On Wed, Mar 14, 2018 at 10:44 AM, Catalin Marinas
<catalin.marinas@xxxxxxx> wrote:
> On Wed, Mar 14, 2018 at 04:45:20PM +0100, Andrey Konovalov wrote:
>> On Fri, Mar 9, 2018 at 6:42 PM, Evgenii Stepanov <eugenis@xxxxxxxxxx> wrote:
>> > On Fri, Mar 9, 2018 at 9:31 AM, Andrey Konovalov <andreyknvl@xxxxxxxxxx> wrote:
>> >> On Fri, Mar 9, 2018 at 4:53 PM, Catalin Marinas <catalin.marinas@xxxxxxx> wrote:
>> >>> I'm not yet convinced these functions need to allow tagged pointers.
>> >>> They are not doing memory accesses but rather dealing with the memory
>> >>> range, hence an untagged pointer is better suited. There is probably a
>> >>> reason why the "start" argument is "unsigned long" vs "void __user *"
>> >>> (in the kernel, not the man page).
>> >>
>> >> So that would make the user to untag pointers before passing to these syscalls.
>> >>
>> >> Evgeniy, would that be possible to untag pointers in HWASan before
>> >> using memory subsystem syscalls? Is there a reason for untagging them
>> >> in the kernel?
>> >
>> > Generally, no. It's possible to intercept a libc call using symbol
>> > interposition, but I don't know how to rewrite arguments of a raw
>> > system call other than through ptrace, and that creates more problems
>> > than it solves.
>
> With these patches, we are trying to relax the user/kernel ABI so that
> tagged pointers can be passed into the kernel. Since this is a new ABI
> (or an extension to the existing one), it might be ok to change the libc
> so that the top byte is zeroed on specific syscalls before issuing the
> SVC.
>
> I agree that it is problematic for HWASan if it only relies on
> overriding malloc/free.
>
>> > AFAIU, it's valid for a program to pass an address obtained from
>> > malloc or, better, posix_memalign to an mm syscall like mprotect().

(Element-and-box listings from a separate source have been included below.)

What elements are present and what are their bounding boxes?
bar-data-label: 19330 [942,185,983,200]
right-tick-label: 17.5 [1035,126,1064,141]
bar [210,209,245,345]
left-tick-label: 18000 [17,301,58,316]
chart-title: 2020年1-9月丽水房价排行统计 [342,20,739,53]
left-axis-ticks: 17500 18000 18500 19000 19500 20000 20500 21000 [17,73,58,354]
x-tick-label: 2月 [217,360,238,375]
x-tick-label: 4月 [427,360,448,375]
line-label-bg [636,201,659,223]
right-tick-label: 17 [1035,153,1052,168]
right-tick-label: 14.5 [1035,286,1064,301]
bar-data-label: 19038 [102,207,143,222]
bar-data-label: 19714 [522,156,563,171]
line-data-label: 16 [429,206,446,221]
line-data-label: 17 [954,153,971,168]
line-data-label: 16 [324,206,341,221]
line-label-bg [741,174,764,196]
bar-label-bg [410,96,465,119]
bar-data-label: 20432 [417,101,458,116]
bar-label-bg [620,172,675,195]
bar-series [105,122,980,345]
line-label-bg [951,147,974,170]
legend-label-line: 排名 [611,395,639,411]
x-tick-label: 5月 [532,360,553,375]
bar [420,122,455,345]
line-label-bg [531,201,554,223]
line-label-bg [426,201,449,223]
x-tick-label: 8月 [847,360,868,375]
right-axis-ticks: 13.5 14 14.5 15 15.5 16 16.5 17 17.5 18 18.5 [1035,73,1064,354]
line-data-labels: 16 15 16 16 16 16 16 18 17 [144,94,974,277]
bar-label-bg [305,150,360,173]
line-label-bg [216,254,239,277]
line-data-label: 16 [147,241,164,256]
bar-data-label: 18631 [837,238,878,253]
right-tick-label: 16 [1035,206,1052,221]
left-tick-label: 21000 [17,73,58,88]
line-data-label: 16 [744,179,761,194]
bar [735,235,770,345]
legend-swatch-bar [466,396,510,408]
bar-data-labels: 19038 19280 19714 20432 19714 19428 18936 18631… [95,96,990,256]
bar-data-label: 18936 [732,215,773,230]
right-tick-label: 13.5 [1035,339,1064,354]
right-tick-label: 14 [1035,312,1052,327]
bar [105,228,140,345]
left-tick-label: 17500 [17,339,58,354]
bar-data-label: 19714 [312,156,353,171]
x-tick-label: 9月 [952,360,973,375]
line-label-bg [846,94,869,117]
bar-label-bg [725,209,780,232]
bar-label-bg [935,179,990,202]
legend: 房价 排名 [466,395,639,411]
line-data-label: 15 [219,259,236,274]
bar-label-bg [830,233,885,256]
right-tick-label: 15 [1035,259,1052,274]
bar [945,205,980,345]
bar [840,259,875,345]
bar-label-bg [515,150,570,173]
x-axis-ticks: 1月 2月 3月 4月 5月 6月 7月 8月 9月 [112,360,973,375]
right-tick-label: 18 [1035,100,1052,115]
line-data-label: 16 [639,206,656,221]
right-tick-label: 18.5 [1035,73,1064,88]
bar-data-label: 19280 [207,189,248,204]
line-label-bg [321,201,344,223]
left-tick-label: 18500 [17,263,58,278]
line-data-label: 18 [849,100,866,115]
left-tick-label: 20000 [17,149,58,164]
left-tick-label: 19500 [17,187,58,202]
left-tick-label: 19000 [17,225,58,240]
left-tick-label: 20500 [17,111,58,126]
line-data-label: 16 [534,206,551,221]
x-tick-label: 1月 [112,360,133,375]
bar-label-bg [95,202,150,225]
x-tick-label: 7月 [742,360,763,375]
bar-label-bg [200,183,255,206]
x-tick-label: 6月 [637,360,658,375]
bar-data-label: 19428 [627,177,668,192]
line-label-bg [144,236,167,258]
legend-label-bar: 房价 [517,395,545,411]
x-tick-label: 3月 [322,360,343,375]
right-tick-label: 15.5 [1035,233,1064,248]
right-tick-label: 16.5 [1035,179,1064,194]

>> > These arguments are pointers from the userspace point of view.
>>
>> Catalin, do you think this is a good reason to have the untagging done
>> in the kernel?
>
> malloc() or posix_memalign() are C library implementations and it's the
> C library (or overridden functions) setting a tag on the returned
> pointers. Since the TBI hardware feature allows memory accesses with a
> non-zero tag, we could allow them in the kernel for syscalls performing
> such accesses on behalf of the user (e.g. get_user/put_user would not
> need to clear the tag).
>
> madvise(), OTOH, does not perform a memory access on behalf of the user,
> it's just advising the kernel about a range of virtual addresses. That's
> where I think, from an ABI perspective, it doesn't make much sense to
> allow tags into the kernel for these syscalls (even if it's simpler from
> a user space perspective).
>
> (but I don't have a very strong opinion on this ;))

I don't have a strong opinion on this, either.
Ideally, I would like tags to be fully transparent for user space
code. MM syscalls used on a malloc/memalign address are not a very
common pattern, so it might be OK to not allow tags there. But all
such code will have to be changed with explicit knowledge of TBI.